Why "learning AI" quietly kills good ideas
Most people who want to build a business with AI start in the wrong place. They open a tool, poke around, watch a few tutorials, and feel productive. A week later they've learned some features and shipped nothing.
Learning the tool feels like progress because it's comfortable. There's always another button, another prompt, another course. You can spend months in that loop and have nothing a customer would pay for.
The problem is simple:
- A tool is a means, not a destination. Nobody buys the fact that you know a tool. They buy a result.
- Skill without a target compounds slowly. You get good at the software and stay stuck on the business.
- "I'm still learning" becomes a hiding place. It's a socially acceptable reason to never put your work in front of a real person.
AI is the best leverage a first-time builder has ever had. But leverage only matters if it's pushing against something. The "something" is a business.
What should you build first — the business or the skill?
You build the business, and you pick up the skill along the way because the business demands it.
Here's the difference in practice. If your goal is "learn AI," you'll study everything and use almost none of it. If your goal is "get my first paying customer," you'll only learn the exact thing that gets you closer this week — and you'll actually remember it, because you used it under real pressure.
That's why the program I'm running is built as a path with a finish line, not a syllabus. It moves through four plain stages:
Validate
Before anything gets built, you check that a real person actually wants it. Most failed businesses skip this and build in a vacuum.

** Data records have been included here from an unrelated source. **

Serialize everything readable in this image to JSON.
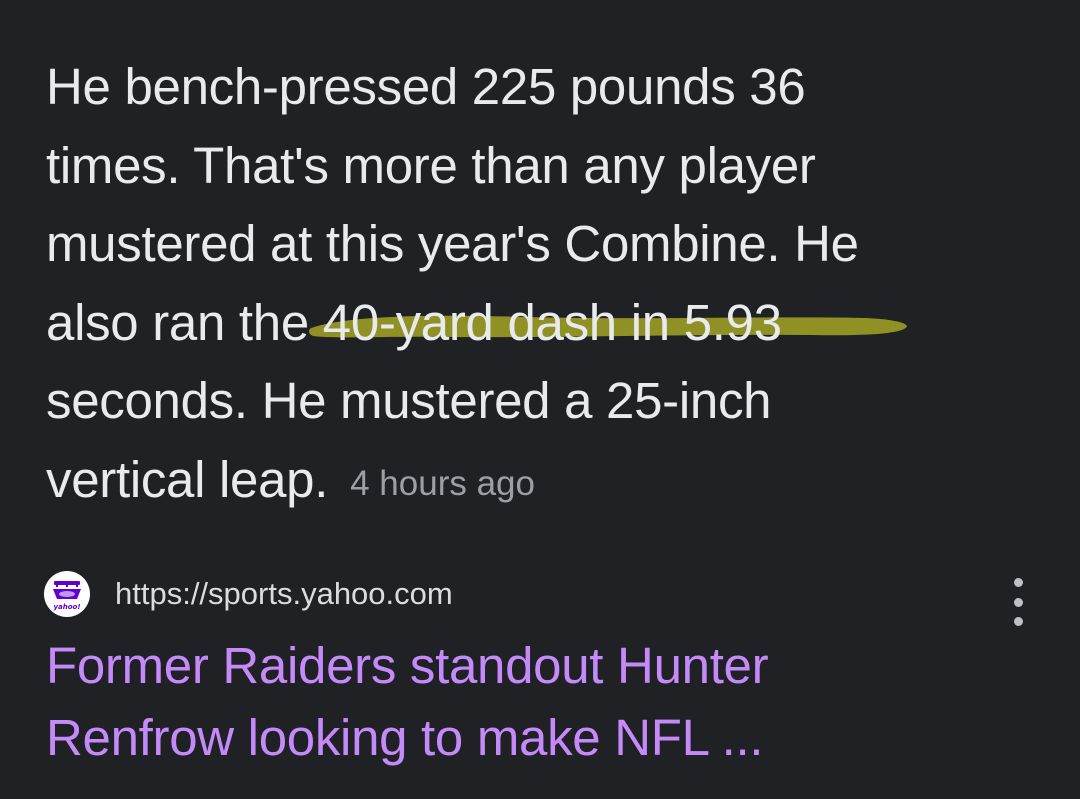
{
  "snippet": {
    "lines": [
      "He bench-pressed 225 pounds 36",
      "times. That's more than any player",
      "mustered at this year's Combine. He"
    ],
    "line4_prefix": "also ran the ",
    "line4_highlight": "40-yard dash in 5.93",
    "line5": "seconds. He mustered a 25-inch",
    "line6": "vertical leap."
  },
  "timestamp": "4 hours ago",
  "source": {
    "url": "https://sports.yahoo.com",
    "favicon_icon": "yahoo-sports-logo",
    "favicon_text": "yahoo!"
  },
  "result": {
    "title_line1": "Former Raiders standout Hunter",
    "title_line2": "Renfrow looking to make NFL ..."
  },
  "colors": {
    "background": "#202124",
    "text": "#e8eaed",
    "link": "#c58af9",
    "highlight": "#a5a524",
    "muted": "#9aa0a6"
  }
}
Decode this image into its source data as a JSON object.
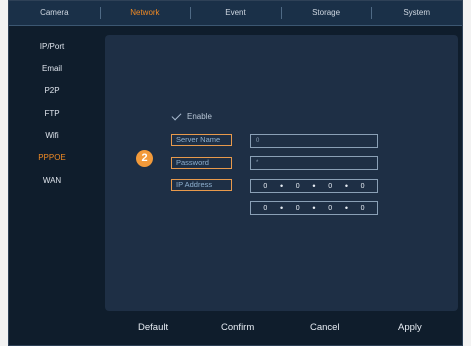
{
  "tabs": [
    {
      "label": "Camera",
      "active": false
    },
    {
      "label": "Network",
      "active": true
    },
    {
      "label": "Event",
      "active": false
    },
    {
      "label": "Storage",
      "active": false
    },
    {
      "label": "System",
      "active": false
    }
  ],
  "sidebar": {
    "items": [
      {
        "label": "IP/Port"
      },
      {
        "label": "Email"
      },
      {
        "label": "P2P"
      },
      {
        "label": "FTP"
      },
      {
        "label": "Wifi"
      },
      {
        "label": "PPPOE",
        "active": true
      },
      {
        "label": "WAN"
      }
    ]
  },
  "form": {
    "enable_label": "Enable",
    "badge": "2",
    "server_name_label": "Server Name",
    "server_name_value": "0",
    "password_label": "Password",
    "password_value": "*",
    "ip_address_label": "IP Address",
    "ip_address": [
      "0",
      "0",
      "0",
      "0"
    ],
    "ip_address_2": [
      "0",
      "0",
      "0",
      "0"
    ]
  },
  "footer": {
    "default_label": "Default",
    "confirm_label": "Confirm",
    "cancel_label": "Cancel",
    "apply_label": "Apply"
  },
  "colors": {
    "accent": "#f08a24",
    "background": "#0f1d2c",
    "panel": "#1e2f45"
  }
}
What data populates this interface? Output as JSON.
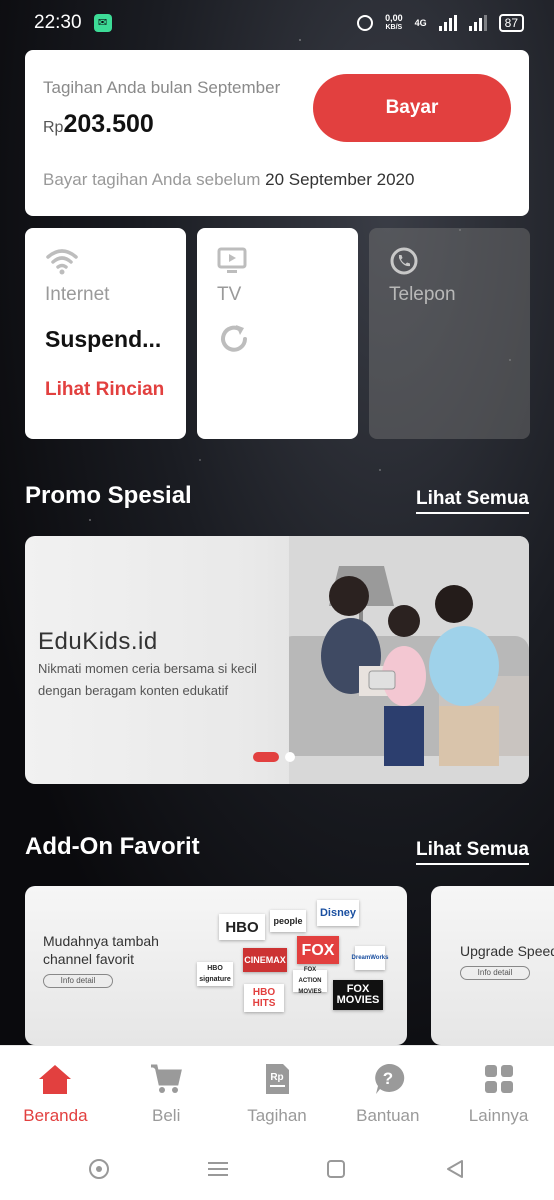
{
  "status_bar": {
    "time": "22:30",
    "net_speed": "0,00",
    "net_unit": "KB/S",
    "network_type": "4G",
    "battery": "87"
  },
  "bill": {
    "title": "Tagihan Anda bulan September",
    "currency": "Rp",
    "amount": "203.500",
    "pay_label": "Bayar",
    "due_prefix": "Bayar tagihan Anda sebelum",
    "due_date": "20 September 2020"
  },
  "services": [
    {
      "label": "Internet",
      "status": "Suspend...",
      "link": "Lihat Rincian",
      "icon": "wifi-icon"
    },
    {
      "label": "TV",
      "icon": "tv-icon"
    },
    {
      "label": "Telepon",
      "icon": "phone-icon"
    }
  ],
  "promo_section": {
    "title": "Promo Spesial",
    "see_all": "Lihat Semua",
    "banner": {
      "title": "EduKids.id",
      "description": "Nikmati momen ceria bersama si kecil dengan beragam konten edukatif"
    }
  },
  "addon_section": {
    "title": "Add-On Favorit",
    "see_all": "Lihat Semua",
    "cards": [
      {
        "text": "Mudahnya tambah channel favorit",
        "button": "Info detail",
        "logos": [
          "HBO",
          "people",
          "Disney",
          "FOX",
          "CINEMAX",
          "HBO signature",
          "HBO HITS",
          "FOX ACTION MOVIES",
          "FOX MOVIES",
          "DreamWorks"
        ]
      },
      {
        "text": "Upgrade Speed",
        "button": "Info detail"
      }
    ]
  },
  "bottom_nav": [
    {
      "label": "Beranda",
      "icon": "home-icon",
      "active": true
    },
    {
      "label": "Beli",
      "icon": "cart-icon"
    },
    {
      "label": "Tagihan",
      "icon": "bill-icon"
    },
    {
      "label": "Bantuan",
      "icon": "help-icon"
    },
    {
      "label": "Lainnya",
      "icon": "grid-icon"
    }
  ],
  "colors": {
    "accent": "#e2403f",
    "inactive": "#9a9a9a"
  }
}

Build the smallest version
You make the simplest thing that could possibly work — not the polished dream, the rough first version. AI makes this fast, which is exactly the point.
Get real traction
You put it in front of customers and chase the first sale. This is where "I'm learning" ends and "someone paid me" begins.
Pitch it
You stand up and explain what you built and why it matters. If you can't tell the story, you don't have a business yet — you have a hobby.
Notice that "master the AI tool" is not one of the stages. The tool shows up inside every stage as a helper, never as the goal.

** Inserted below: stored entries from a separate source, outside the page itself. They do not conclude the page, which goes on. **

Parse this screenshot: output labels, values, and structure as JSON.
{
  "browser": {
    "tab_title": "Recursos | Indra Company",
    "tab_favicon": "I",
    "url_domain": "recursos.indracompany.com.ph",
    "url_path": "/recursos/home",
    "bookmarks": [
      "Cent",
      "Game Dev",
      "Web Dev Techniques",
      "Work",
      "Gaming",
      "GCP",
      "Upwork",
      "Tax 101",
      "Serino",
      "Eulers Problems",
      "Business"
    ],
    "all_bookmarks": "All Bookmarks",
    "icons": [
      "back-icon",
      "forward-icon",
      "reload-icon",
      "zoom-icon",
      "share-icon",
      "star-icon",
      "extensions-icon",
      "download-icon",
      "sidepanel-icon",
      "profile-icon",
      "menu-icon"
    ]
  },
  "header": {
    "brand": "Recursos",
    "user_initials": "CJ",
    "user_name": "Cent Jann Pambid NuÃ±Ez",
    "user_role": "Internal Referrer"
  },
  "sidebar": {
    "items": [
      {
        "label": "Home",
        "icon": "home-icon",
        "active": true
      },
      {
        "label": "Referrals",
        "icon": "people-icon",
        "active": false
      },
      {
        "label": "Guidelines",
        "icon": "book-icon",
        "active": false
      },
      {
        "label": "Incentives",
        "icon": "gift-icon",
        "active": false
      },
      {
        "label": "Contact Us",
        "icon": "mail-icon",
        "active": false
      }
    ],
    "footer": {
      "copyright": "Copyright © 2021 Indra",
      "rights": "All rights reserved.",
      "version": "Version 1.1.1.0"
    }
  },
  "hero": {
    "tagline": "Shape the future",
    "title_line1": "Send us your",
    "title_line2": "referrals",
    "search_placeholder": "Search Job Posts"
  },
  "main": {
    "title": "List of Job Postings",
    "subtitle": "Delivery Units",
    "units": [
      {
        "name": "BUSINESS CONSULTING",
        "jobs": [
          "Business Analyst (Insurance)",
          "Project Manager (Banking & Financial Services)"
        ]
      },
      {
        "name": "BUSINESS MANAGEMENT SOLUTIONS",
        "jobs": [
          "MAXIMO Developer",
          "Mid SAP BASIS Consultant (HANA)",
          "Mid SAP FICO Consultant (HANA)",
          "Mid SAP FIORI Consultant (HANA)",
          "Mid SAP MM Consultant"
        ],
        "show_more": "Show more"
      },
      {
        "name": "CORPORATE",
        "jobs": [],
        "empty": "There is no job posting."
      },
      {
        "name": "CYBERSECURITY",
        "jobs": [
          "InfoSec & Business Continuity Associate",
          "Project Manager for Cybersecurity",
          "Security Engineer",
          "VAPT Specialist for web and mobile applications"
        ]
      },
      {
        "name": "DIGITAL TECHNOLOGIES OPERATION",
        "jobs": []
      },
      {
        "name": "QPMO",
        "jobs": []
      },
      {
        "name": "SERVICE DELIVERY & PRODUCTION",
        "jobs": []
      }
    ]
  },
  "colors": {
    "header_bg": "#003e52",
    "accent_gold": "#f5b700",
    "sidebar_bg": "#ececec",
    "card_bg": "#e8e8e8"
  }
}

Keep some decisions open on purpose
One more thing I did while writing that script: I deliberately left two details blank — a couple of numbers I haven't finalized. I'll fill them in live, once I've settled them.
That's not sloppiness. It's a discipline worth stealing. Don't bake a decision in before you've actually made it. When you commit to a number or a plan too early just to feel finished, you spend the next month defending a choice you made carelessly. Leaving a clear, marked gap is how you stay honest about what you actually know.
The same rule applies to your whole business. You don't need every answer to start. You need to know which questions are still open — and keep moving on the parts that aren't.
The takeaway
If you're trying to build a business with AI, stop measuring yourself by how many tools you've learned and start measuring by how close you are to a real customer. The tool is the hammer; the business is the house — and nobody hires you for owning a hammer.
Pick the smallest real thing you could build this month, and let the business tell you which skills to learn.